Idaho Power is holding a new series of informational meetings to present their proposed 500 kilovolt line to the affected public. The new route, from Boardman to Hemmingway, will still use a higher percentage of private land than public land and it is still destined to come through Baker County, though the shortest route proposed actually went through Grant County. But, in admirable representation of their constituents, Grant County’s commissioners have taken a strong stance against the power line. The people of Grant County do not want 200 foot metal towers marching through their beautiful wilderness areas and private ranches and who can blame them? Once energy right of ways are acquired, there is no going back. Once the proposed infrastructure is in place, it will be extremely hard to remove, if not impossible.

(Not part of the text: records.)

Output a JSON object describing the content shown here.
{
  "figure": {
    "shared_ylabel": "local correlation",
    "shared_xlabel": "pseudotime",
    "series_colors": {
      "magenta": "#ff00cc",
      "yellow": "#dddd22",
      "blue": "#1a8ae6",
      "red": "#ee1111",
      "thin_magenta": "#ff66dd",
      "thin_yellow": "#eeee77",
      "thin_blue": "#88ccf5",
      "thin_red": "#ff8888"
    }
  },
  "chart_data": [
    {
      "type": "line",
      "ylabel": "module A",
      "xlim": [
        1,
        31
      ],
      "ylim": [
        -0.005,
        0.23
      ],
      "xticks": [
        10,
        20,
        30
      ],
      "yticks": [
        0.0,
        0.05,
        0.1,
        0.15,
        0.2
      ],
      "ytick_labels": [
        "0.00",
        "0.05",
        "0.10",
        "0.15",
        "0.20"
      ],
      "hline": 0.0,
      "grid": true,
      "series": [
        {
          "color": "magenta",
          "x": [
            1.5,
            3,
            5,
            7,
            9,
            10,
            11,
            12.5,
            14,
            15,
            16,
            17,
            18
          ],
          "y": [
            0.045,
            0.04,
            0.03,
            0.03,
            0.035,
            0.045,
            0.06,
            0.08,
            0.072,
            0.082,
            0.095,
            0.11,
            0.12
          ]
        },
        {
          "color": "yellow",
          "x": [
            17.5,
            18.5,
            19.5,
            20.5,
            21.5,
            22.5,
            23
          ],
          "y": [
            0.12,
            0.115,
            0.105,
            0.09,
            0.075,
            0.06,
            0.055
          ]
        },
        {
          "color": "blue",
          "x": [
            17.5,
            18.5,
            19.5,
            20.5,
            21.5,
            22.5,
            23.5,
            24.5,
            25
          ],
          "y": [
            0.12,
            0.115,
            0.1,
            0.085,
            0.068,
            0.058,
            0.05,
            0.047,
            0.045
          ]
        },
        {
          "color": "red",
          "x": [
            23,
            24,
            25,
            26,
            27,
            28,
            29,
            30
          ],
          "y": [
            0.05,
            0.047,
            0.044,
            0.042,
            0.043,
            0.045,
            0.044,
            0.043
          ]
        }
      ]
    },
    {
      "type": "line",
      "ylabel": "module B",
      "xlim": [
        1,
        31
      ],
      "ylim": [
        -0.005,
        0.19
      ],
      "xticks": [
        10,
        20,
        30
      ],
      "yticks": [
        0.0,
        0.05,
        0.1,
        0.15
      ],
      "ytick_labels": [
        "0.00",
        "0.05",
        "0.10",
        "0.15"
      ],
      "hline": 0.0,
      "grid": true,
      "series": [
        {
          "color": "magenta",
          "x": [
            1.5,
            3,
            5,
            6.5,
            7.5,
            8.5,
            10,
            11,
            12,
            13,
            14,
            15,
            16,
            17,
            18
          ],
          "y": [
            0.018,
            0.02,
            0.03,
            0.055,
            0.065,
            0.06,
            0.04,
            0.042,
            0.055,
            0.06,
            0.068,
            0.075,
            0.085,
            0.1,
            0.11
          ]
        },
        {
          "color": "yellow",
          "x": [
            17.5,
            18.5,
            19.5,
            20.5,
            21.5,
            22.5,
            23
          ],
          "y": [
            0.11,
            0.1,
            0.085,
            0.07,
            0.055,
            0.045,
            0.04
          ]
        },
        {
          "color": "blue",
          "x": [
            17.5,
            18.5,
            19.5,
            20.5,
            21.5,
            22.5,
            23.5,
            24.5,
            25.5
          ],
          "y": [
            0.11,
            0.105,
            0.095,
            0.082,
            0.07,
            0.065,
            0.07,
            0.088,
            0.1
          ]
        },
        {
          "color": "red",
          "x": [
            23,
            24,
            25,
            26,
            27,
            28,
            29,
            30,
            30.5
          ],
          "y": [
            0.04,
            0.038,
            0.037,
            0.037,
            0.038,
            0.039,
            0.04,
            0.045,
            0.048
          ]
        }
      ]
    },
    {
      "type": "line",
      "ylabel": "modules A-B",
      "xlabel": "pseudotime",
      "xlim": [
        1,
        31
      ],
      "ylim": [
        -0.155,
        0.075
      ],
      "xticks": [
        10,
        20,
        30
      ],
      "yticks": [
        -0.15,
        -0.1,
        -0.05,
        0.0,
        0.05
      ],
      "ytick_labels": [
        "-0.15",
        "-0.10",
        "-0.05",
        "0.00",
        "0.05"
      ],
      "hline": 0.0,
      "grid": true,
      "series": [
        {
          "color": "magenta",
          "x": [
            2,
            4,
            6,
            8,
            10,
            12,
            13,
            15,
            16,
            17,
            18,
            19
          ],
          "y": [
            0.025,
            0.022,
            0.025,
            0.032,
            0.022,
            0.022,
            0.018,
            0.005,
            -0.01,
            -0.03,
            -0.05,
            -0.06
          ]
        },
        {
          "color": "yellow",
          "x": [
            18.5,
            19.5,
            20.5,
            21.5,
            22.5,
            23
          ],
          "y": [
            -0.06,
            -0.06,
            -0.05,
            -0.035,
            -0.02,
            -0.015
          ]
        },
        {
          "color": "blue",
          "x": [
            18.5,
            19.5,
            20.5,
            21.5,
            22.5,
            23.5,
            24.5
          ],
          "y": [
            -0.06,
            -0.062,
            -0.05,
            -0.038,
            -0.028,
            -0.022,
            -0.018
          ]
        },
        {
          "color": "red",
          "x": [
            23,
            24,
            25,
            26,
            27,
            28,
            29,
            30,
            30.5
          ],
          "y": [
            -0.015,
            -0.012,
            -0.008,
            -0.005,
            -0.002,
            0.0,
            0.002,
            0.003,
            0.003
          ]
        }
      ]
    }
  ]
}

There seem to be three questions that are consistently asked by Baker County citizens and unfortunately, consistently not answered by Idaho Power and local politicians. The answers given are pat, generalized, circular answers that only create more questions.
Question 1 – Does the 500kV line have anything to do with the wind industry proposals in Baker County?
Two years ago Idaho Power claimed the B2H project had nothing to do with the development of wind industrial sites in Baker County. However, the more the question got asked, the more the answer changed. Eventually, Idaho Power admitted that if a certain wind industry is a customer, then yes, they are required, as a monopoly, to maintain capacity to serve all customers and this is based on projections which include the needs of future customers…which could include wind industries.
But the question remains a murky, non-transparent subject in Baker County. Who is proposing wind industry in Baker County and does it have anything to do with local representatives promoting the transmission line coming through Baker County? Who is subsidizing wind energy?
Question 2 – Does Idaho Power really have to use those ugly 200 foot metal towers?
Yes…One of Idaho Power’s “designers” attempted to answer the question of why smaller, wooden supports could not be used and according to Idaho Power, “it is too expensive to find trees with poles over 100 feet.”
Last summer, I went to a poorly attended meeting held by Idaho Power where the need for this type of energy infrastructure was explained better.
The way I understand it, there is other less invasive infrastructure that could be used with DC power. DC (direct current) power does not create as much heat as AC (alternating current) power and therefore supports for transmission lines can be smaller, shorter, and obviously, less ugly.
However, DC power lines require expensive sub-stations and are only used for long-distance energy transmission. Idaho Power claims the expense to convert to DC power could not be justified for anything under 300 miles. Sadly, the route from Boardman to Hemingway is only about 290 miles, give or take.
Question 3 – Do sage grouse on private land have the same rights as sage grouse on public land?
Apparently, this remains to be seen.